Various people in the community had possible motivation for committing this crime – grudge holders, disgruntled employees, daughter’s boyfriend, collecting Mr. Clutter’s life insurance. Outsiders with a robbery motive were low on the list. You listen with rapt attention as the three story lines – the killers, the family, towns people – converge to the ultimate climax of this story.

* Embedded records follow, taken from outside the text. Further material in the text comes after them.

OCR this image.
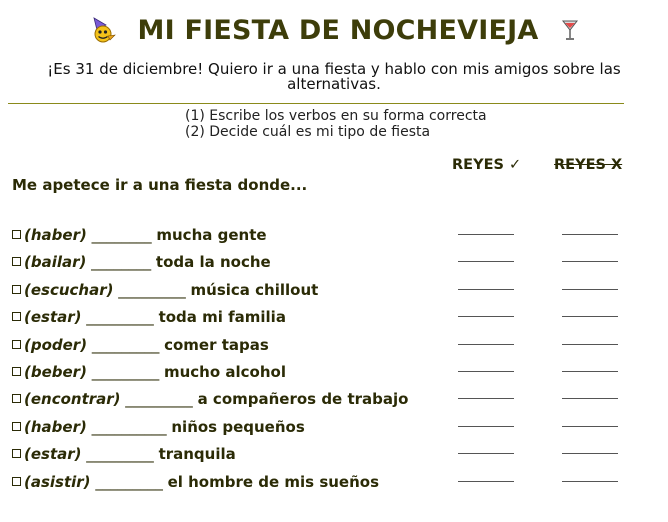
MI FIESTA DE NOCHEVIEJA
¡Es 31 de diciembre! Quiero ir a una fiesta y hablo con mis amigos sobre las alternativas.
(1) Escribe los verbos en su forma correcta
(2) Decide cuál es mi tipo de fiesta
REYES ✓ REYES X
Me apetece ir a una fiesta donde...
(haber) ________ mucha gente
(bailar) ________ toda la noche
(escuchar) _________ música chillout
(estar) _________ toda mi familia
(poder) _________ comer tapas
(beber) _________ mucho alcohol
(encontrar) _________ a compañeros de trabajo
(haber) __________ niños pequeños
(estar) _________ tranquila
(asistir) _________ el hombre de mis sueños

How were the Clutter’s singled out by Dick Hickock and Perry Smith as their murder victims? How did the KBI (Kansas Bureau of Investigation) finally break this case? You’ll have to listen to nearly the end to find out! It’s unexpected, sad, and just a matter of unhappy chance for all concerned.
The reader, Scott Brick, keeps your attention riveted throughout this story. His vocal skills really add to the great storytelling of the author, Truman Capote. Together they take you to Holcomb, Kansas in the late 1950’s when people felt safe in their homes and strangers were friends you hadn’t met yet.
This audio book would be great as a travel companion this holiday season. The miles will fly by as you listen intently to Truman Capote’s version of the Clutter murders and subsequent clever arrest of Perry Smith/Dick Hickock. The author captures the mindset of the times – the feeling of security because you don’t live in the dangerous big city where vicious crime is common. He aptly relates the change in people’s attitude subsequent to the publicizing of the Clutter family’s murder.
This book is refreshing in that it occurs prior to DNA testing and modern forensic detecting techniques. The KBI just had a photo of boot sole patterns in the dust within the home/crime scene as their only clue. It’s considered to be a true crime novel, becoming the first in this genre. The author was able to interview townspeople and Perry Smith after his capture and conviction to delve deeper into the motivation and later reaction of those involved.